09-19, 10:35–11:10 (Europe/Amsterdam), Rembrandt
This is the story of a fun idea that turned into a huge benchmark before it turned into a rabbit hole.
I was trying to figure out reasonable default parameters for some of the components in the skrub library. In order to do that I was looking for datasets with a permissible license which I could use for benchmarking. This is how I stumbled on some old Kaggle competitions that still had their datasets publicly available. So I should just run a simple benchmark, right?
That's where it all started. There were many lessons. They will all be shared.
I wanted to introduce a new feature into a machine learning library. But that means I also need to convince people that it is a good idea so it was time to find me a convincing benchmark. It's hard to find a single dataset that can persuade a lot of people ... but people seem to take Kaggle seriously ... so maybe I should compare against a large set of old competitions?
Long story short, I started downloading. This led me to a collection of datasets with classification/regression/timeseries tasks ready for comparison. That's a lot to handle manually so I created a Python package to help me benchmark in a somewhat calm manner.
However, the surface area of questions only got bigger when I got here. Suddenly I was dealing with these questions:
- How do you set up proper experiments for all these datasets?
- What's a reliable way to deal with the compute? Do I have to use the big three cloud providers or do I genuinely have a better avenue that I might explore?
- What can we learn about sensible defaults for machine learning pipelines? Is there really such a thing as "one general setting"? Or do we always need to tune per dataset?

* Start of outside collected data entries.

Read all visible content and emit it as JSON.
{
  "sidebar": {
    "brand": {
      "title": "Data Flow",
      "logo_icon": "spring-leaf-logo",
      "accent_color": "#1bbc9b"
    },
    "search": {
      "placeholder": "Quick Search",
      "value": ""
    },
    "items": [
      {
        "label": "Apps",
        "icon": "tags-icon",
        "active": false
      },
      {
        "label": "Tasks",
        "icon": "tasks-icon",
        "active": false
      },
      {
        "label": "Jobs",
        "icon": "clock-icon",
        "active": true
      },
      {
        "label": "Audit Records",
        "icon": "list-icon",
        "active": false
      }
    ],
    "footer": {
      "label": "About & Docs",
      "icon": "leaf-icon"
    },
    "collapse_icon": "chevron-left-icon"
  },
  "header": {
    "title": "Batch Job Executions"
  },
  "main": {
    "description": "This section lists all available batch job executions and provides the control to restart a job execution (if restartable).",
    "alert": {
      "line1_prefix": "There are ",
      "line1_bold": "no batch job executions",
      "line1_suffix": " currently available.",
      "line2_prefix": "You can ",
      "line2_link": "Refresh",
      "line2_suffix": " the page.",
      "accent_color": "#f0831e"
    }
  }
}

- How hard is it to get close to the best performing Kaggle scores? How far can we get with simple models? Do hyperparameters really matter? Is XGBoost All You Need[tm]? Or is scikit-learn a simple winner?
As always with rabbit holes, it quickly turned into an ants nest because there's always an extra thing to check. All of that will be explained in this talk and I'll try to spend plenty of time sharing lessons that I did not expect to learn, but did nonetheless.
Vincent is a senior data professional, and recovering consultant, who worked as an engineer, researcher, team lead, and educator in the past. I’m especially interested in understanding algorithmic systems so that one may prevent failure. As such, he prefers simpler solutions that scale and worry more about data quality than the number of tensors we throw at a problem. He's also well known for creating calmcode as well as a small dozen of open-source packages.
He's currently employed at probabl where he works together with scikit-learn core maintainers to improve the ecosystem of tooling.